By: Ken Chase.
Estimated reading time: 2 minutes
In June 2022, U.S. Bank increased its employee base pay rate from $15 per hour to $18. Last week, the Minneapolis-based bank announced that it will be hiking that base pay even further later this year, with an increase to a new $20 per hour minimum wage. The new pay scale will be in effect for employees in the company’s U.S. and Canadian offices.
In an August 24 blog post announcing the wage hike, the company also confirmed that its salaried and hourly employees will all receive a base pay increase of 3%, so employees who are already making more than the current minimum pay will also enjoy an increase in compensation. According to U.S. Bank chief human resources officer ElcioBarcelos, the move is designed to help employees deal with current economic and inflationary pressures.
“It’s important that we retain and attract talented employees in this competitive job market, and these changes will have meaningful impact for thousands of our team members who are vital to our success and our customers’ success.”

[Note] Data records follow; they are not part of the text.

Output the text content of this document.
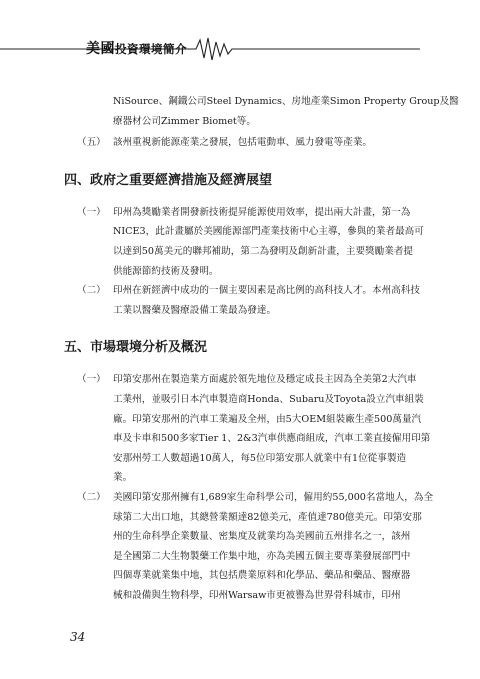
美國投資環境簡介
NiSource、鋼鐵公司Steel Dynamics、房地產業Simon Property Group及醫
療器材公司Zimmer Biomet等。
（五） 該州重視新能源產業之發展，包括電動車、風力發電等產業。
四、政府之重要經濟措施及經濟展望
（一） 印州為獎勵業者開發新技術提昇能源使用效率，提出兩大計畫，第一為
NICE3，此計畫屬於美國能源部門產業技術中心主導，參與的業者最高可
以達到50萬美元的聯邦補助，第二為發明及創新計畫，主要獎勵業者提
供能源節約技術及發明。
（二） 印州在新經濟中成功的一個主要因素是高比例的高科技人才。本州高科技
工業以醫藥及醫療設備工業最為發達。
五、市場環境分析及概況
（一） 印第安那州在製造業方面處於領先地位及穩定成長主因為全美第2大汽車
工業州，並吸引日本汽車製造商Honda、Subaru及Toyota設立汽車組裝
廠。印第安那州的汽車工業遍及全州，由5大OEM組裝廠生產500萬量汽
車及卡車和500多家Tier 1、2&3汽車供應商組成，汽車工業直接僱用印第
安那州勞工人數超過10萬人，每5位印第安那人就業中有1位從事製造
業。
（二） 美國印第安那州擁有1,689家生命科學公司，僱用約55,000名當地人，為全
球第二大出口地，其總營業額達82億美元，產值達780億美元。印第安那
州的生命科學企業數量、密集度及就業均為美國前五州排名之一，該州
是全國第二大生物製藥工作集中地，亦為美國五個主要專業發展部門中
四個專業就業集中地，其包括農業原料和化學品、藥品和藥品、醫療器
械和設備與生物科學，印州Warsaw市更被譽為世界骨科城市，印州
34
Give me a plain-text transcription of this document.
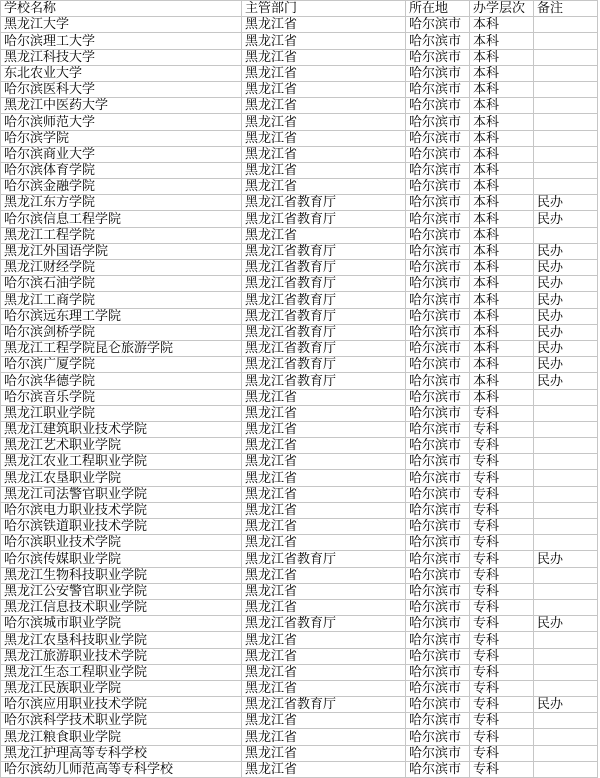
学校名称	主管部门	所在地	办学层次	备注
黑龙江大学	黑龙江省	哈尔滨市	本科	
哈尔滨理工大学	黑龙江省	哈尔滨市	本科	
黑龙江科技大学	黑龙江省	哈尔滨市	本科	
东北农业大学	黑龙江省	哈尔滨市	本科	
哈尔滨医科大学	黑龙江省	哈尔滨市	本科	
黑龙江中医药大学	黑龙江省	哈尔滨市	本科	
哈尔滨师范大学	黑龙江省	哈尔滨市	本科	
哈尔滨学院	黑龙江省	哈尔滨市	本科	
哈尔滨商业大学	黑龙江省	哈尔滨市	本科	
哈尔滨体育学院	黑龙江省	哈尔滨市	本科	
哈尔滨金融学院	黑龙江省	哈尔滨市	本科	
黑龙江东方学院	黑龙江省教育厅	哈尔滨市	本科	民办
哈尔滨信息工程学院	黑龙江省教育厅	哈尔滨市	本科	民办
黑龙江工程学院	黑龙江省	哈尔滨市	本科	
黑龙江外国语学院	黑龙江省教育厅	哈尔滨市	本科	民办
黑龙江财经学院	黑龙江省教育厅	哈尔滨市	本科	民办
哈尔滨石油学院	黑龙江省教育厅	哈尔滨市	本科	民办
黑龙江工商学院	黑龙江省教育厅	哈尔滨市	本科	民办
哈尔滨远东理工学院	黑龙江省教育厅	哈尔滨市	本科	民办
哈尔滨剑桥学院	黑龙江省教育厅	哈尔滨市	本科	民办
黑龙江工程学院昆仑旅游学院	黑龙江省教育厅	哈尔滨市	本科	民办
哈尔滨广厦学院	黑龙江省教育厅	哈尔滨市	本科	民办
哈尔滨华德学院	黑龙江省教育厅	哈尔滨市	本科	民办
哈尔滨音乐学院	黑龙江省	哈尔滨市	本科	
黑龙江职业学院	黑龙江省	哈尔滨市	专科	
黑龙江建筑职业技术学院	黑龙江省	哈尔滨市	专科	
黑龙江艺术职业学院	黑龙江省	哈尔滨市	专科	
黑龙江农业工程职业学院	黑龙江省	哈尔滨市	专科	
黑龙江农垦职业学院	黑龙江省	哈尔滨市	专科	
黑龙江司法警官职业学院	黑龙江省	哈尔滨市	专科	
哈尔滨电力职业技术学院	黑龙江省	哈尔滨市	专科	
哈尔滨铁道职业技术学院	黑龙江省	哈尔滨市	专科	
哈尔滨职业技术学院	黑龙江省	哈尔滨市	专科	
哈尔滨传媒职业学院	黑龙江省教育厅	哈尔滨市	专科	民办
黑龙江生物科技职业学院	黑龙江省	哈尔滨市	专科	
黑龙江公安警官职业学院	黑龙江省	哈尔滨市	专科	
黑龙江信息技术职业学院	黑龙江省	哈尔滨市	专科	
哈尔滨城市职业学院	黑龙江省教育厅	哈尔滨市	专科	民办
黑龙江农垦科技职业学院	黑龙江省	哈尔滨市	专科	
黑龙江旅游职业技术学院	黑龙江省	哈尔滨市	专科	
黑龙江生态工程职业学院	黑龙江省	哈尔滨市	专科	
黑龙江民族职业学院	黑龙江省	哈尔滨市	专科	
哈尔滨应用职业技术学院	黑龙江省教育厅	哈尔滨市	专科	民办
哈尔滨科学技术职业学院	黑龙江省	哈尔滨市	专科	
黑龙江粮食职业学院	黑龙江省	哈尔滨市	专科	
黑龙江护理高等专科学校	黑龙江省	哈尔滨市	专科	
哈尔滨幼儿师范高等专科学校	黑龙江省	哈尔滨市	专科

The new rates are expected to go into effect in November and will impact about 35,000 workers in the company’s front-line branches, operation centers, and call centers. The announcement also confirmed that employees affected by the pay increase will “continue to be eligible for merit increases in the first quarter of 2023 as part of the annual compensation review process.”
According to U.S. Bank, the decision to increase the pay scale was prompted by feedback gathered during ongoing conversations with the company’s employees. Those conversations reportedly focused on how market dynamics and the current high rate of inflation is impacting their lives.